Guirnalda points to an “awesome immersive concert” that Verizon recently put on with the Black Pumas at Los Angeles’ Wiltern as part of a new deal with Live Nation. “There was a 360 portal and you could go step on stage with them, and you could pick your camera angles,” he says. He believes livestreams will remain relevant when in-person shows are back: There will always be fans who can’t make it to the show, whether because it’s sold out or because they’re too young or too far to get into the venue. In theory, 5G can also go beyond providing good-quality at-home concerts and also allow in-person attendees to see AR effects on the stage in front of them, with smart glasses.
“You went from a concert with a lighter to a concert with a LTE device, and now you’re buying NFTs… We think [evolution] is inevitable.”
From organizers’ standpoint, 5G speeds could also easily add to the pre-show experience — pinging fans about short lines, helping them find seats, and letting them order drinks and merch in advance, for example. Before you even leave for the venue, maybe a hologram of the artist meets you in your living room. And at the show’s end, bidding might start on an exclusive NFT that’s announced on stage. “You went from a concert with a lighter to a concert with a LTE device, and now you’re buying NFTs,” Guirnalda says. “This is just the evolution that’s going to happen. We think it’s inevitable because we’re investing in the network to support all of that.”
If you think this all sounds ridiculous, you might want to remember that, not long ago, creating a website was terribly complex and expensive; the average teenager can do that now, in an hour, with pocket change. Soon enough, creatives of all levels will have access to AR production and web tools. With the speed at which phone carriers like Verizon are bringing 5G to major cities, it seems to only be a matter of time before creative opportunities are “democratized,” as Guirnalda calls it.
“It’s not just Mandalorian shoots at these giant sound stages that are using the next generation of technology, and it’s not just the one-off, big concerts that take so much money to come to life,” says Guirnalda. “Our goal isn’t to become the de-facto, go-to place for all virtual production.
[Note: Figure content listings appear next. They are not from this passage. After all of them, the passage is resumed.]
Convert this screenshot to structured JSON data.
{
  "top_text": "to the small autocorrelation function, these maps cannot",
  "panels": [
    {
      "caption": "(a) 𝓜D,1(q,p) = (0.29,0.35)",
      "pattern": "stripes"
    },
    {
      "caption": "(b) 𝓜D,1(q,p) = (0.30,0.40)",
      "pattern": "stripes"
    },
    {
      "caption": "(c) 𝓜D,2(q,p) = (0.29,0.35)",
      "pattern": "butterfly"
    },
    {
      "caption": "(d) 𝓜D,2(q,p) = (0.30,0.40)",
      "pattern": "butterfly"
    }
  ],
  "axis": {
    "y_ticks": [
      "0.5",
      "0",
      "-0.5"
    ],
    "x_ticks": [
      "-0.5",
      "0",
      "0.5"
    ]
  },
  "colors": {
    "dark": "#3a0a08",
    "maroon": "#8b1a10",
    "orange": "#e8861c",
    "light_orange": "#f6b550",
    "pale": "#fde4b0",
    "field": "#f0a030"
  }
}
I think we are the sandbox experimentation — for everybody to come together and figure out what’s the next set of enablers. And while we’re doing that, we might as well have a little fun along the way and start to show that it’s possible to have what Moment Factory is doing right now become something more. I’m not as creative as the people at Moment Factory, the artists or their teams, but we can help them unblock their thinking with what’s possible, because we’ve got the tech and we’ve got 5G.”
Incorporating rising artists like TheHxliday into the experimentation process expedites the path to mass adoption of the whole project of 5G. “You have to push the technology envelope, but you have to start with culture first,” says Guirnalda.